Dive!
Australian Submariners at War
By Mike Carlton
Published by Penguin
RRP $45.00 in hardback | ISBN 9781761342882
As Chief of Navy, VADM Mark Hammond laments, in his foreword to this book, Australia lacks
‘an abiding Jutland, Midway or Trafalgar narrative that psychologically binds the national identity to the sea’,
thus rendering naval exploits, and especially the exploits of submariners, less well known to the general public in Australia.
The submarine service has indeed been the ‘silent’ service yet as Mike Carlton writes, Australian submariners have performed extraordinary deeds.
In April 1915 the Australian submarine AE2 penetrated the Dardanelles Strait to ‘run amuck’, a historic feat that was a turning point in the Gallipoli campaign. Eventually captured, her crew spent three harrowing years as prisoners-of-war in Turkey.
In the Second World War, Australian naval volunteers made their name serving in midget submarines, attacking Hitler’s mightiest battleship, the Tirpitz, in the icy waters of a Norwegian fjord. Later, they fought the Japanese in the South China Sea.
And in the last half of the twentieth century, RAN submarines have played a vital role tracking the activity of foreign powers in the Pacific Ocean.
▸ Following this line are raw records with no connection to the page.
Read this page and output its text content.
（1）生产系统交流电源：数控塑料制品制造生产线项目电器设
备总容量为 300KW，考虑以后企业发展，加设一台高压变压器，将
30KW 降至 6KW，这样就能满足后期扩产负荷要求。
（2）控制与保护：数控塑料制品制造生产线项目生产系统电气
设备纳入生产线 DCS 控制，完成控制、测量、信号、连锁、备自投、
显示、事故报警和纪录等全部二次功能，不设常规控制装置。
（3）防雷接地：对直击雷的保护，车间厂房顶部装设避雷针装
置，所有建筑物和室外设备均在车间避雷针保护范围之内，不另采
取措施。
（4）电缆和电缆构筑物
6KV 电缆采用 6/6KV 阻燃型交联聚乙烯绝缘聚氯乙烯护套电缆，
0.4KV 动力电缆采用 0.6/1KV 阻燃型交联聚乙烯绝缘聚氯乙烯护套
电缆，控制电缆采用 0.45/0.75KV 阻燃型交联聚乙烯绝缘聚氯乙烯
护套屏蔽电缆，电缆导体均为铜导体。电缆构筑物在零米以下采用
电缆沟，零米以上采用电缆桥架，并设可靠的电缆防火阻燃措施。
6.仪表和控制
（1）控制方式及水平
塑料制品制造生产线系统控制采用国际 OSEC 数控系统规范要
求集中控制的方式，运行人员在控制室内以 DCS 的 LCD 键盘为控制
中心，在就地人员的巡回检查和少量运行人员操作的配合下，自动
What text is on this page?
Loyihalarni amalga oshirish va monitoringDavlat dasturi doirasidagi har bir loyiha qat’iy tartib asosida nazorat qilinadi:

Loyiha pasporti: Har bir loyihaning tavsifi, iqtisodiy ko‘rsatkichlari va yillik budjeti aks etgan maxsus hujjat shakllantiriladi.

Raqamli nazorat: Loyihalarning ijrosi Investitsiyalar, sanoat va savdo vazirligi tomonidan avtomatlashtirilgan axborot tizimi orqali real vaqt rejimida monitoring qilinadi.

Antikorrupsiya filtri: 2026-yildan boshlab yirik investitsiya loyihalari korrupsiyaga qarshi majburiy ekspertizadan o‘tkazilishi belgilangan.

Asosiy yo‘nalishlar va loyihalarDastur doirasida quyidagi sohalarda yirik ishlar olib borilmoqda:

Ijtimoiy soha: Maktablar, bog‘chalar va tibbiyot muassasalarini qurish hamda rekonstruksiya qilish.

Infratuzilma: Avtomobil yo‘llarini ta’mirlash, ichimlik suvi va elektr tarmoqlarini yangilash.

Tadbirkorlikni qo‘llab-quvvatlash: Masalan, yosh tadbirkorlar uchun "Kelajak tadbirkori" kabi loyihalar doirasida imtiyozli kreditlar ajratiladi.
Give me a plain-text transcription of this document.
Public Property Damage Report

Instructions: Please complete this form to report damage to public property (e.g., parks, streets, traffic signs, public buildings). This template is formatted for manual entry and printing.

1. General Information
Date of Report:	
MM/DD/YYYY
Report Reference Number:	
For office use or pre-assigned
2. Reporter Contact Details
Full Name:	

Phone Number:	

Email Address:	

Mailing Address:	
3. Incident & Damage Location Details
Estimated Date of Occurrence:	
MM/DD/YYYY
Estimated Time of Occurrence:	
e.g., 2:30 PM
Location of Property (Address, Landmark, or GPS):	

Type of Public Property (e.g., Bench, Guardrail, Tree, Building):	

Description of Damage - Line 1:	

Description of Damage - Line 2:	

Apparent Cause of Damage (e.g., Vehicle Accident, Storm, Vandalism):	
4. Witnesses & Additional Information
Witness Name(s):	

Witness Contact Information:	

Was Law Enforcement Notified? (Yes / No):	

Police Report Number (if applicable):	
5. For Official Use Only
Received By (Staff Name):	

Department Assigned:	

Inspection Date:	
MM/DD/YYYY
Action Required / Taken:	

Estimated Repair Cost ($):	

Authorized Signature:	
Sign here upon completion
One wrong move could have led to outright war.
Carlton was faced with a steep learning curve in writing this book, having shifted his focus from the familiar surface ships.
Much of the book focuses on the role of submarines in past conflict, especially World War II but it is interesting to read that, as early as the 1960s, ‘there had been early thoughts of buying American nuclear boats but that was rejected as too costly and too high tech.’
The British Oberon class was chosen to create the first post-war submarine squadron in the RAN. Readers will remember their familiar ‘O’ names – Oxley, Otway, Ovens, Onslow, Orion and Otama, the last of which was paid off in 2000.
In presenting the reader with a look back over the history of submarines—and Australia’s submarines exploits in particular—Carlton has captured the drama and the risk of a submariner’s life.
For a maritime nation such as Australia, protecting its maritime approaches has never been more vital. There is no doubt that submarines and the sailors who serve in them have been and remain the tip of the spear of Australia’s defences.
ABOUT THE AUTHOR
In a working life of more than fifty years, Mike Carlton was one of Australia’s best-known media figures in radio, television and newspapers. Mike has had a life-long passion for naval history and is the author of Cruiser, First Victory, Flagship and The Scrap Iron Flotilla.